BINGHAMTON, N.Y. (AP) – Speakers at a state hearing on natural gas drilling Thursday drew conflicting images of the industry’s impact in nearby Pennsylvania, with drilling advocates touting jobs and prosperity and opponents describing a despoiled landscape and ruined water wells.
With frequent interruptions for catcalls and applause, only 63 people got a chance to weigh in on proposed natural gas-drilling rules during a three-hour hearing attended by more than 1,000 people Thursday in Binghamton, the expected epicenter of drilling in New York’s part of the Marcellus Shale.
Stephen Herz, a Broome County legislator, farmer, and former teacher, said his former students have been unable to find employment near home but some quickly found well-paying jobs in the natural gas business in Pennsylvania, where Marcellus Shale development has been under way since 2008.

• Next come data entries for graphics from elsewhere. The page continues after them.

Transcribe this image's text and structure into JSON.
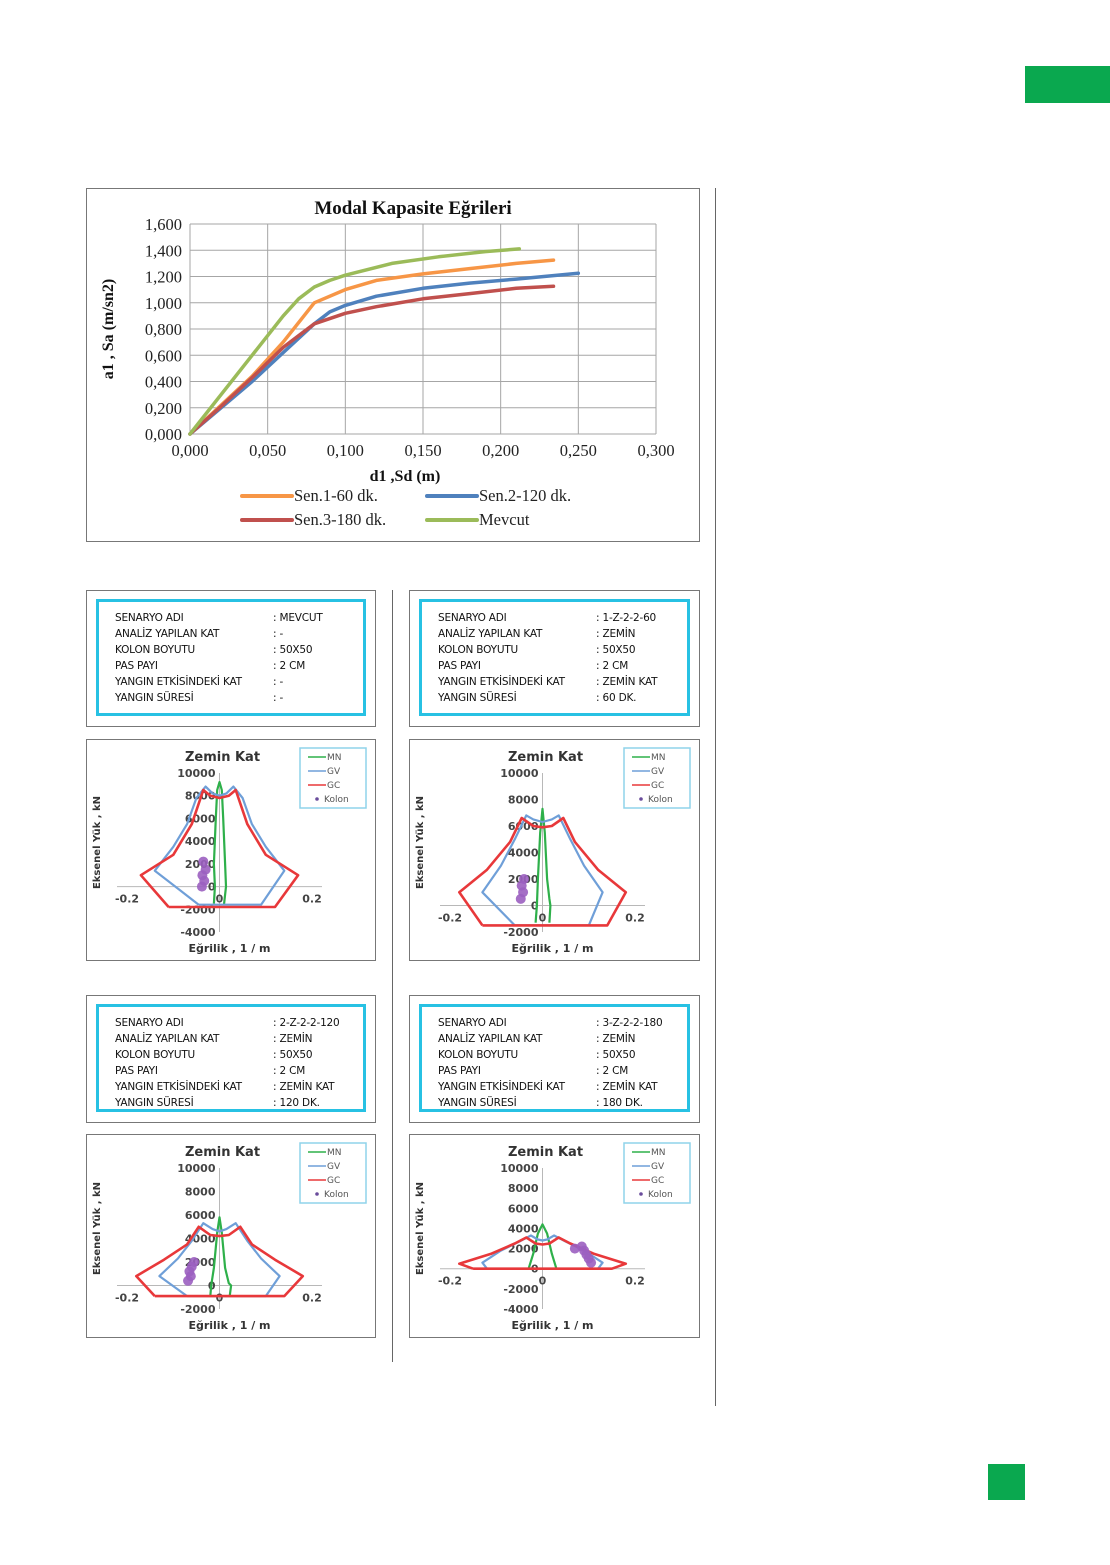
{
  "page": {
    "accent_color": "#0aa84f"
  },
  "chart_data": [
    {
      "type": "line",
      "title": "Modal Kapasite Eğrileri",
      "xlabel": "d1 ,Sd  (m)",
      "ylabel": "a1 , Sa (m/sn2)",
      "xlim": [
        0,
        0.3
      ],
      "ylim": [
        0,
        1.6
      ],
      "xticks": [
        "0,000",
        "0,050",
        "0,100",
        "0,150",
        "0,200",
        "0,250",
        "0,300"
      ],
      "yticks": [
        "0,000",
        "0,200",
        "0,400",
        "0,600",
        "0,800",
        "1,000",
        "1,200",
        "1,400",
        "1,600"
      ],
      "grid": true,
      "legend_position": "bottom",
      "series": [
        {
          "name": "Sen.1-60 dk.",
          "color": "#f79646",
          "x": [
            0,
            0.02,
            0.04,
            0.06,
            0.08,
            0.1,
            0.12,
            0.15,
            0.18,
            0.21,
            0.234
          ],
          "y": [
            0,
            0.22,
            0.44,
            0.7,
            1.0,
            1.1,
            1.17,
            1.22,
            1.26,
            1.3,
            1.325
          ]
        },
        {
          "name": "Sen.2-120 dk.",
          "color": "#4f81bd",
          "x": [
            0,
            0.02,
            0.04,
            0.06,
            0.08,
            0.09,
            0.1,
            0.12,
            0.15,
            0.18,
            0.21,
            0.25
          ],
          "y": [
            0,
            0.2,
            0.4,
            0.62,
            0.84,
            0.93,
            0.98,
            1.05,
            1.11,
            1.15,
            1.18,
            1.225
          ]
        },
        {
          "name": "Sen.3-180 dk.",
          "color": "#c0504d",
          "x": [
            0,
            0.02,
            0.04,
            0.06,
            0.08,
            0.1,
            0.12,
            0.15,
            0.18,
            0.21,
            0.234
          ],
          "y": [
            0,
            0.21,
            0.43,
            0.66,
            0.84,
            0.92,
            0.97,
            1.03,
            1.07,
            1.11,
            1.125
          ]
        },
        {
          "name": "Mevcut",
          "color": "#9bbb59",
          "x": [
            0,
            0.02,
            0.04,
            0.06,
            0.07,
            0.08,
            0.09,
            0.1,
            0.13,
            0.16,
            0.19,
            0.212
          ],
          "y": [
            0,
            0.3,
            0.6,
            0.9,
            1.03,
            1.12,
            1.17,
            1.21,
            1.3,
            1.35,
            1.39,
            1.41
          ]
        }
      ]
    },
    {
      "type": "line",
      "id": "mn-mevcut",
      "title": "Zemin Kat",
      "xlabel": "Eğrilik , 1 / m",
      "ylabel": "Eksenel Yük , kN",
      "xlim": [
        -0.2,
        0.2
      ],
      "ylim": [
        -4000,
        10000
      ],
      "xticks": [
        "-0.2",
        "0",
        "0.2"
      ],
      "yticks": [
        "-4000",
        "-2000",
        "0",
        "2000",
        "4000",
        "6000",
        "8000",
        "10000"
      ],
      "legend": [
        "MN",
        "GV",
        "GC",
        "Kolon"
      ],
      "legend_position": "top-right",
      "series": [
        {
          "name": "MN",
          "color": "#2eb04a",
          "x": [
            -0.012,
            -0.01,
            -0.012,
            -0.008,
            -0.005,
            0,
            0.005,
            0.008,
            0.012,
            0.014,
            0.01,
            0.012
          ],
          "y": [
            -1500,
            0,
            2000,
            6000,
            8500,
            9200,
            8500,
            6000,
            2000,
            0,
            -1500,
            -1500
          ]
        },
        {
          "name": "GV",
          "color": "#6f9fd8",
          "x": [
            -0.045,
            -0.14,
            -0.1,
            -0.07,
            -0.05,
            -0.03,
            -0.015,
            0,
            0.015,
            0.03,
            0.05,
            0.07,
            0.1,
            0.14,
            0.09,
            -0.045
          ],
          "y": [
            -1600,
            1400,
            3500,
            5500,
            7800,
            8800,
            8200,
            8000,
            8200,
            8800,
            7800,
            5500,
            3500,
            1400,
            -1600,
            -1600
          ]
        },
        {
          "name": "GC",
          "color": "#e8383a",
          "x": [
            -0.11,
            -0.17,
            -0.1,
            -0.06,
            -0.035,
            -0.02,
            0,
            0.02,
            0.035,
            0.06,
            0.1,
            0.17,
            0.12,
            -0.11
          ],
          "y": [
            -1800,
            1000,
            2800,
            5500,
            8500,
            8000,
            7800,
            8000,
            8500,
            5500,
            2800,
            1000,
            -1800,
            -1800
          ]
        }
      ],
      "kolon_points": {
        "x": [
          -0.035,
          -0.03,
          -0.037,
          -0.033,
          -0.038
        ],
        "y": [
          2200,
          1500,
          1000,
          500,
          0
        ]
      }
    },
    {
      "type": "line",
      "id": "mn-60",
      "title": "Zemin Kat",
      "xlabel": "Eğrilik , 1 / m",
      "ylabel": "Eksenel Yük , kN",
      "xlim": [
        -0.2,
        0.2
      ],
      "ylim": [
        -2000,
        10000
      ],
      "xticks": [
        "-0.2",
        "0",
        "0.2"
      ],
      "yticks": [
        "-2000",
        "0",
        "2000",
        "4000",
        "6000",
        "8000",
        "10000"
      ],
      "legend": [
        "MN",
        "GV",
        "GC",
        "Kolon"
      ],
      "legend_position": "top-right",
      "series": [
        {
          "name": "MN",
          "color": "#2eb04a",
          "x": [
            -0.015,
            -0.012,
            -0.01,
            -0.005,
            0,
            0.005,
            0.01,
            0.015,
            0.017,
            0.015
          ],
          "y": [
            -1300,
            0,
            2000,
            5500,
            7300,
            5500,
            2000,
            500,
            0,
            -1300
          ]
        },
        {
          "name": "GV",
          "color": "#6f9fd8",
          "x": [
            -0.06,
            -0.13,
            -0.09,
            -0.06,
            -0.035,
            -0.02,
            0,
            0.02,
            0.035,
            0.06,
            0.09,
            0.13,
            0.1,
            -0.06
          ],
          "y": [
            -1500,
            1000,
            3000,
            5000,
            6800,
            6500,
            6300,
            6500,
            6800,
            5000,
            3000,
            1000,
            -1500,
            -1500
          ]
        },
        {
          "name": "GC",
          "color": "#e8383a",
          "x": [
            -0.13,
            -0.18,
            -0.12,
            -0.07,
            -0.045,
            -0.02,
            0,
            0.02,
            0.045,
            0.07,
            0.12,
            0.18,
            0.14,
            -0.13
          ],
          "y": [
            -1500,
            1000,
            2700,
            4800,
            6600,
            6000,
            5900,
            6000,
            6600,
            4800,
            2700,
            1000,
            -1500,
            -1500
          ]
        }
      ],
      "kolon_points": {
        "x": [
          -0.04,
          -0.045,
          -0.042,
          -0.047
        ],
        "y": [
          2000,
          1500,
          1000,
          500
        ]
      }
    },
    {
      "type": "line",
      "id": "mn-120",
      "title": "Zemin Kat",
      "xlabel": "Eğrilik , 1 / m",
      "ylabel": "Eksenel Yük , kN",
      "xlim": [
        -0.2,
        0.2
      ],
      "ylim": [
        -2000,
        10000
      ],
      "xticks": [
        "-0.2",
        "0",
        "0.2"
      ],
      "yticks": [
        "-2000",
        "0",
        "2000",
        "4000",
        "6000",
        "8000",
        "10000"
      ],
      "legend": [
        "MN",
        "GV",
        "GC",
        "Kolon"
      ],
      "legend_position": "top-right",
      "series": [
        {
          "name": "MN",
          "color": "#2eb04a",
          "x": [
            -0.02,
            -0.018,
            -0.012,
            -0.005,
            0,
            0.005,
            0.012,
            0.02,
            0.025,
            0.022
          ],
          "y": [
            -900,
            0,
            1500,
            4500,
            5800,
            4500,
            1500,
            200,
            0,
            -900
          ]
        },
        {
          "name": "GV",
          "color": "#6f9fd8",
          "x": [
            -0.07,
            -0.13,
            -0.09,
            -0.06,
            -0.035,
            -0.015,
            0,
            0.015,
            0.035,
            0.06,
            0.09,
            0.13,
            0.1,
            -0.07
          ],
          "y": [
            -900,
            800,
            2300,
            3800,
            5300,
            4800,
            4600,
            4800,
            5300,
            3800,
            2300,
            800,
            -900,
            -900
          ]
        },
        {
          "name": "GC",
          "color": "#e8383a",
          "x": [
            -0.14,
            -0.18,
            -0.12,
            -0.07,
            -0.045,
            -0.02,
            0,
            0.02,
            0.045,
            0.07,
            0.12,
            0.18,
            0.14,
            -0.14
          ],
          "y": [
            -900,
            800,
            2200,
            3500,
            5000,
            4300,
            4200,
            4300,
            5000,
            3500,
            2200,
            800,
            -900,
            -900
          ]
        }
      ],
      "kolon_points": {
        "x": [
          -0.055,
          -0.06,
          -0.065,
          -0.062,
          -0.068
        ],
        "y": [
          2000,
          1600,
          1200,
          800,
          400
        ]
      }
    },
    {
      "type": "line",
      "id": "mn-180",
      "title": "Zemin Kat",
      "xlabel": "Eğrilik , 1 / m",
      "ylabel": "Eksenel Yük , kN",
      "xlim": [
        -0.2,
        0.2
      ],
      "ylim": [
        -4000,
        10000
      ],
      "xticks": [
        "-0.2",
        "0",
        "0.2"
      ],
      "yticks": [
        "-4000",
        "-2000",
        "0",
        "2000",
        "4000",
        "6000",
        "8000",
        "10000"
      ],
      "legend": [
        "MN",
        "GV",
        "GC",
        "Kolon"
      ],
      "legend_position": "top-right",
      "series": [
        {
          "name": "MN",
          "color": "#2eb04a",
          "x": [
            -0.03,
            -0.02,
            -0.01,
            0,
            0.01,
            0.02,
            0.03
          ],
          "y": [
            0,
            1500,
            3500,
            4400,
            3500,
            1500,
            0
          ]
        },
        {
          "name": "GV",
          "color": "#6f9fd8",
          "x": [
            -0.12,
            -0.13,
            -0.09,
            -0.05,
            -0.025,
            -0.01,
            0,
            0.01,
            0.025,
            0.05,
            0.09,
            0.13,
            0.12,
            -0.12
          ],
          "y": [
            0,
            600,
            1800,
            2700,
            3300,
            2900,
            2800,
            2900,
            3300,
            2700,
            1800,
            600,
            0,
            0
          ]
        },
        {
          "name": "GC",
          "color": "#e8383a",
          "x": [
            -0.15,
            -0.18,
            -0.11,
            -0.06,
            -0.035,
            -0.015,
            0,
            0.015,
            0.035,
            0.06,
            0.11,
            0.18,
            0.15,
            -0.15
          ],
          "y": [
            0,
            500,
            1500,
            2500,
            3100,
            2500,
            2400,
            2500,
            3100,
            2500,
            1500,
            500,
            0,
            0
          ]
        }
      ],
      "kolon_points": {
        "x": [
          0.07,
          0.085,
          0.09,
          0.095,
          0.1,
          0.105
        ],
        "y": [
          2000,
          2200,
          1800,
          1400,
          1000,
          600
        ]
      }
    }
  ],
  "scenarios": [
    {
      "rows": [
        {
          "key": "SENARYO ADI",
          "value": ": MEVCUT"
        },
        {
          "key": "ANALİZ YAPILAN KAT",
          "value": ": -"
        },
        {
          "key": "KOLON BOYUTU",
          "value": ": 50X50"
        },
        {
          "key": "PAS PAYI",
          "value": ": 2 CM"
        },
        {
          "key": "YANGIN ETKİSİNDEKİ KAT",
          "value": ": -"
        },
        {
          "key": "YANGIN SÜRESİ",
          "value": ": -"
        }
      ]
    },
    {
      "rows": [
        {
          "key": "SENARYO ADI",
          "value": ": 1-Z-2-2-60"
        },
        {
          "key": "ANALİZ YAPILAN KAT",
          "value": ": ZEMİN"
        },
        {
          "key": "KOLON BOYUTU",
          "value": ": 50X50"
        },
        {
          "key": "PAS PAYI",
          "value": ": 2 CM"
        },
        {
          "key": "YANGIN ETKİSİNDEKİ KAT",
          "value": ": ZEMİN KAT"
        },
        {
          "key": "YANGIN SÜRESİ",
          "value": ": 60 DK."
        }
      ]
    },
    {
      "rows": [
        {
          "key": "SENARYO ADI",
          "value": ": 2-Z-2-2-120"
        },
        {
          "key": "ANALİZ YAPILAN KAT",
          "value": ": ZEMİN"
        },
        {
          "key": "KOLON BOYUTU",
          "value": ": 50X50"
        },
        {
          "key": "PAS PAYI",
          "value": ": 2 CM"
        },
        {
          "key": "YANGIN ETKİSİNDEKİ KAT",
          "value": ": ZEMİN KAT"
        },
        {
          "key": "YANGIN SÜRESİ",
          "value": ": 120 DK."
        }
      ]
    },
    {
      "rows": [
        {
          "key": "SENARYO ADI",
          "value": ": 3-Z-2-2-180"
        },
        {
          "key": "ANALİZ YAPILAN KAT",
          "value": ": ZEMİN"
        },
        {
          "key": "KOLON BOYUTU",
          "value": ": 50X50"
        },
        {
          "key": "PAS PAYI",
          "value": ": 2 CM"
        },
        {
          "key": "YANGIN ETKİSİNDEKİ KAT",
          "value": ": ZEMİN KAT"
        },
        {
          "key": "YANGIN SÜRESİ",
          "value": ": 180 DK."
        }
      ]
    }
  ]
}
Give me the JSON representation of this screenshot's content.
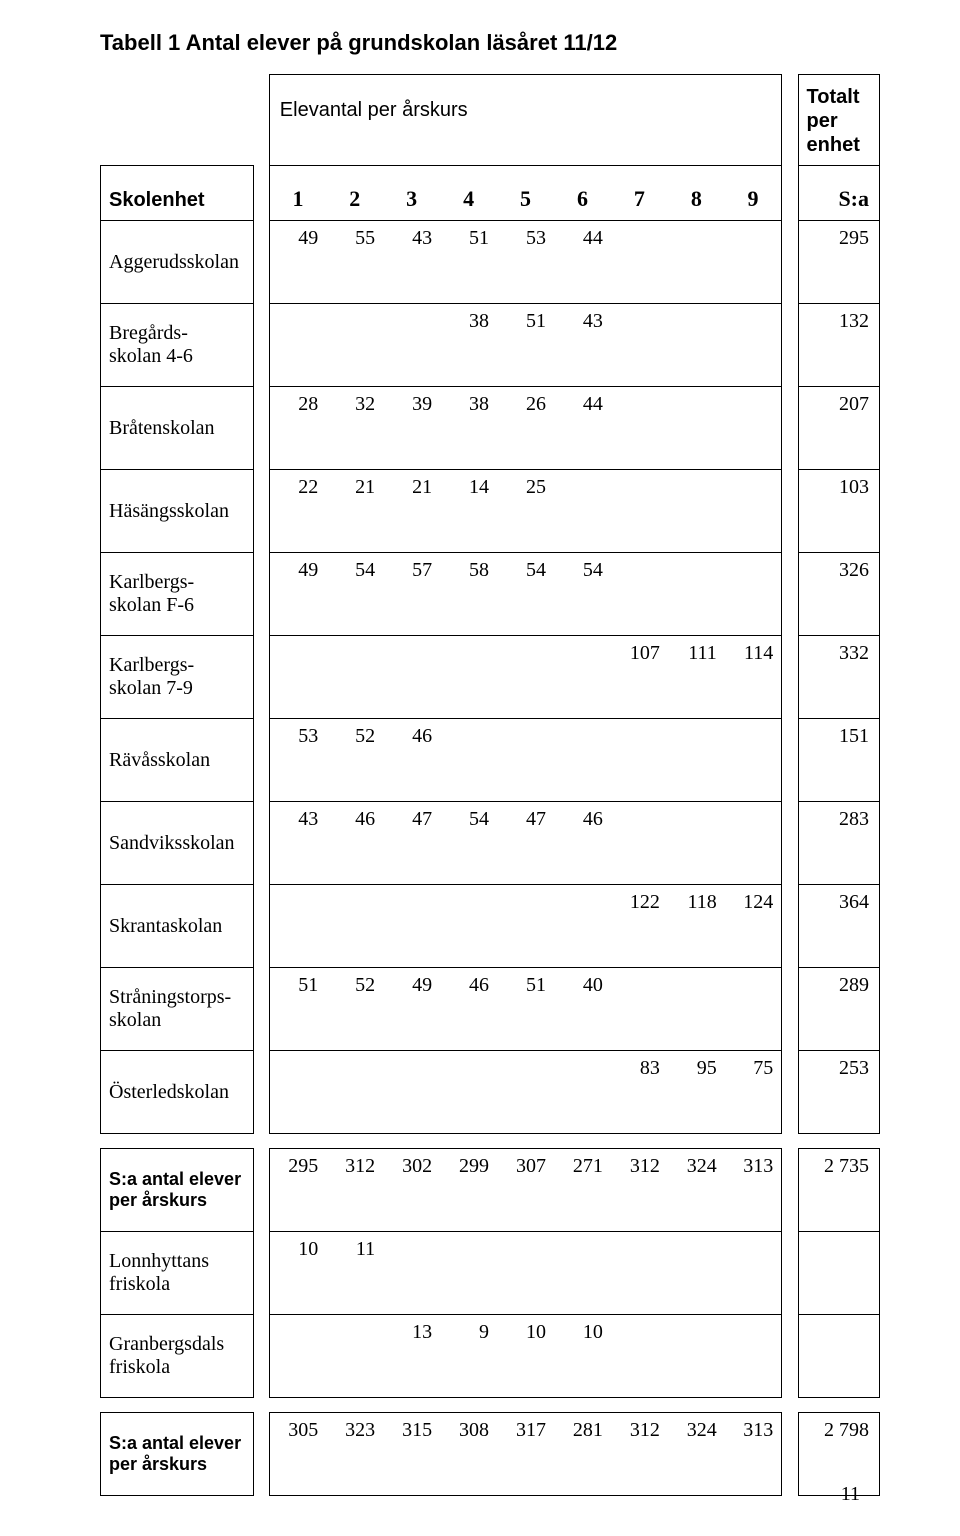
{
  "title": "Tabell 1 Antal elever på grundskolan läsåret 11/12",
  "header": {
    "elevantal": "Elevantal per årskurs",
    "totalt_line1": "Totalt per",
    "totalt_line2": "enhet",
    "skolenhet": "Skolenhet",
    "cols": [
      "1",
      "2",
      "3",
      "4",
      "5",
      "6",
      "7",
      "8",
      "9"
    ],
    "sa": "S:a"
  },
  "rows": [
    {
      "label": "Aggerudsskolan",
      "bold": false,
      "cells": [
        "49",
        "55",
        "43",
        "51",
        "53",
        "44",
        "",
        "",
        ""
      ],
      "sa": "295"
    },
    {
      "label": "Bregårds-\nskolan 4-6",
      "bold": false,
      "cells": [
        "",
        "",
        "",
        "38",
        "51",
        "43",
        "",
        "",
        ""
      ],
      "sa": "132"
    },
    {
      "label": "Bråtenskolan",
      "bold": false,
      "cells": [
        "28",
        "32",
        "39",
        "38",
        "26",
        "44",
        "",
        "",
        ""
      ],
      "sa": "207"
    },
    {
      "label": "Häsängsskolan",
      "bold": false,
      "cells": [
        "22",
        "21",
        "21",
        "14",
        "25",
        "",
        "",
        "",
        ""
      ],
      "sa": "103"
    },
    {
      "label": "Karlbergs-\nskolan F-6",
      "bold": false,
      "cells": [
        "49",
        "54",
        "57",
        "58",
        "54",
        "54",
        "",
        "",
        ""
      ],
      "sa": "326"
    },
    {
      "label": "Karlbergs-\nskolan 7-9",
      "bold": false,
      "cells": [
        "",
        "",
        "",
        "",
        "",
        "",
        "107",
        "111",
        "114"
      ],
      "sa": "332"
    },
    {
      "label": "Rävåsskolan",
      "bold": false,
      "cells": [
        "53",
        "52",
        "46",
        "",
        "",
        "",
        "",
        "",
        ""
      ],
      "sa": "151"
    },
    {
      "label": "Sandviksskolan",
      "bold": false,
      "cells": [
        "43",
        "46",
        "47",
        "54",
        "47",
        "46",
        "",
        "",
        ""
      ],
      "sa": "283"
    },
    {
      "label": "Skrantaskolan",
      "bold": false,
      "cells": [
        "",
        "",
        "",
        "",
        "",
        "",
        "122",
        "118",
        "124"
      ],
      "sa": "364"
    },
    {
      "label": "Stråningstorps-\nskolan",
      "bold": false,
      "cells": [
        "51",
        "52",
        "49",
        "46",
        "51",
        "40",
        "",
        "",
        ""
      ],
      "sa": "289"
    },
    {
      "label": "Österledskolan",
      "bold": false,
      "cells": [
        "",
        "",
        "",
        "",
        "",
        "",
        "83",
        "95",
        "75"
      ],
      "sa": "253"
    }
  ],
  "sum1": {
    "label": "S:a antal elever\nper årskurs",
    "bold": true,
    "cells": [
      "295",
      "312",
      "302",
      "299",
      "307",
      "271",
      "312",
      "324",
      "313"
    ],
    "sa": "2 735"
  },
  "extras": [
    {
      "label": "Lonnhyttans\nfriskola",
      "bold": false,
      "cells": [
        "10",
        "11",
        "",
        "",
        "",
        "",
        "",
        "",
        ""
      ],
      "sa": ""
    },
    {
      "label": "Granbergsdals\nfriskola",
      "bold": false,
      "cells": [
        "",
        "",
        "13",
        "9",
        "10",
        "10",
        "",
        "",
        ""
      ],
      "sa": ""
    }
  ],
  "sum2": {
    "label": "S:a antal elever\nper årskurs",
    "bold": true,
    "cells": [
      "305",
      "323",
      "315",
      "308",
      "317",
      "281",
      "312",
      "324",
      "313"
    ],
    "sa": "2 798"
  },
  "pagenum": "11",
  "style": {
    "title_fontsize": 22,
    "cell_fontsize": 20,
    "border_color": "#000000",
    "background_color": "#ffffff",
    "font_serif": "Times New Roman",
    "font_sans": "Arial"
  }
}
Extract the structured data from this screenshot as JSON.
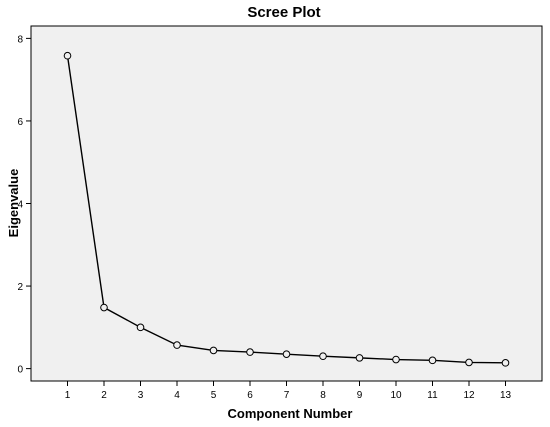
{
  "chart_data": {
    "type": "line",
    "title": "Scree Plot",
    "xlabel": "Component Number",
    "ylabel": "Eigenvalue",
    "x": [
      1,
      2,
      3,
      4,
      5,
      6,
      7,
      8,
      9,
      10,
      11,
      12,
      13
    ],
    "series": [
      {
        "values": [
          7.58,
          1.48,
          1.0,
          0.57,
          0.44,
          0.4,
          0.35,
          0.3,
          0.26,
          0.22,
          0.2,
          0.15,
          0.14
        ]
      }
    ],
    "xlim": [
      0,
      14
    ],
    "ylim": [
      -0.3,
      8.3
    ],
    "x_ticks": [
      "1",
      "2",
      "3",
      "4",
      "5",
      "6",
      "7",
      "8",
      "9",
      "10",
      "11",
      "12",
      "13"
    ],
    "y_ticks": [
      "0",
      "2",
      "4",
      "6",
      "8"
    ],
    "grid": false,
    "legend": "none",
    "marker": "open-circle",
    "colors": {
      "plot_background": "#f0f0f0",
      "line": "#000000",
      "marker_fill": "#f0f0f0",
      "frame": "#000000"
    }
  }
}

“Our farms are shutting down and being sold to speculators. Our rural areas, quite frankly, are becoming wastelands. We’re laying off teachers, curtailing programs,” Herz said. He said natural gas development would provide much-needed jobs and revenues.
Craig Sautner, one of 11 homeowners from Dimock, Pa., suing Cabot Oil & Gas over contamination of their wells, offered a cautionary tale to those who think drilling has been a blessing in Pennsylvania. “I’ve been living with a contaminated well now for more than three years,” he said.
Chris Oliver of Bainbridge, member of the Central New York Landowners Coalition, said his group spent three years investigating claims about gas-drilling problems and decided the claims were overblown. “We’ve come to an informed, educated conclusion,” he said. “We are pro-drilling, pro-fracking, and most of all, pro landowner rights.”